Rebecca Hathaway said it’s a rare privilege to get to reunite with someone who is rescued, to marry the two sides of the story.

DeRyan explained to the four volunteers why she made the choice to jump from the ferry. She didn’t see it as suicide, but conscious dying in a way that would unite her with the ocean, which is pivotal to her artwork. DeRyan had been diagnosed with a terminal illness that doctors at Vancouver General Hospital later said was a misdiagnosis. She did not want to disclose the nature of the illness.

DeRyan did not want to treat the disease with Western medicine and was in so much pain, she decided to end her life.

She stripped off her clothes, left a note on top and calmly jumped into the Strait of Georgia from the Queen of Cowichan ferry, halfway into its journey from Horseshoe Bay to Nanaimo’s Departure Bay.

Unbeknownst to her, passenger Christopher Wood saw her jump, which triggered the person-overboard alarm.

B.C. Ferries staff launched rescue boats and a second ferry stopped to help in the search, along with three Canadian Coast Guard vessels, the Royal Canadian Marine Search and Rescue boat and a Cormorant helicopter.

DeRyan, who admits to having a dark sense of humour, made the rescuers laugh when she told them the white search light from the helicopter prompted a song in her head: “Bad boys, bad boys, whatcha gonna do.”

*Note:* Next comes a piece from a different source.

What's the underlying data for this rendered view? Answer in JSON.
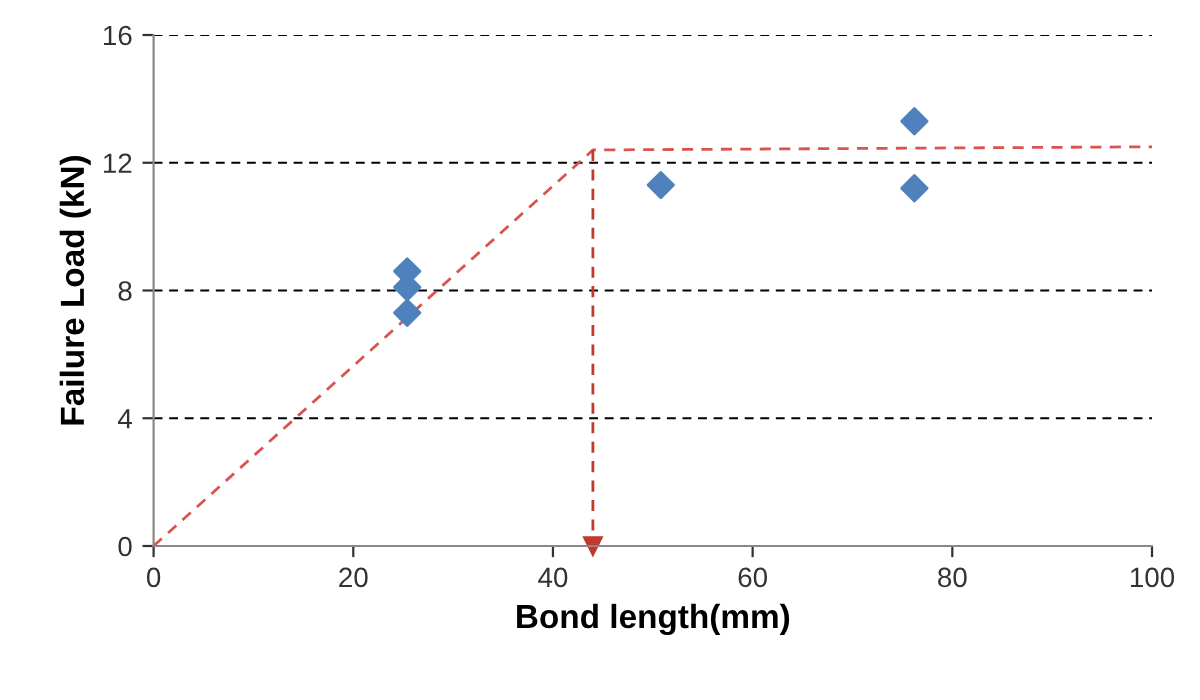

She spent most of the first four hours floating on her back, meditating and doing a breathing exercise to remain buoyant. She said she didn’t feel cold until the last hour in the water.

DeRyan told the rescuers that she felt guilty seeing the level of resources dedicated to finding her.

“I know it inconvenienced and worried a lot of people and that’s not what I wanted,” she said.

DeRyan said as she was taken to hospital, she felt the pain of hypothermia, which she described as 10 times worse than childbirth. DeRyan was discharged after about a week, and returned to her art gallery in Ladysmith, where she is embracing this second chance at life.

The four volunteers and DeRyan were only in the boat together for about five minutes, but it’s an experience none of them will forget.

“It’s something we’ll reflect on for the rest of our lives,” Alexander said.

Before leaving the art gallery, Grantham showed DeRyan a photo of the orange life ring that guided the volunteers to her.

DeRyan stared at the life ring in disbelief, and then the two took a selfie with the photo of the life ring.

“I can’t even express my gratitude for what you did,” DeRyan told them. “Thank you doesn’t even begin to cover it. I don’t know that there’s words for this, but there’s heart for this.”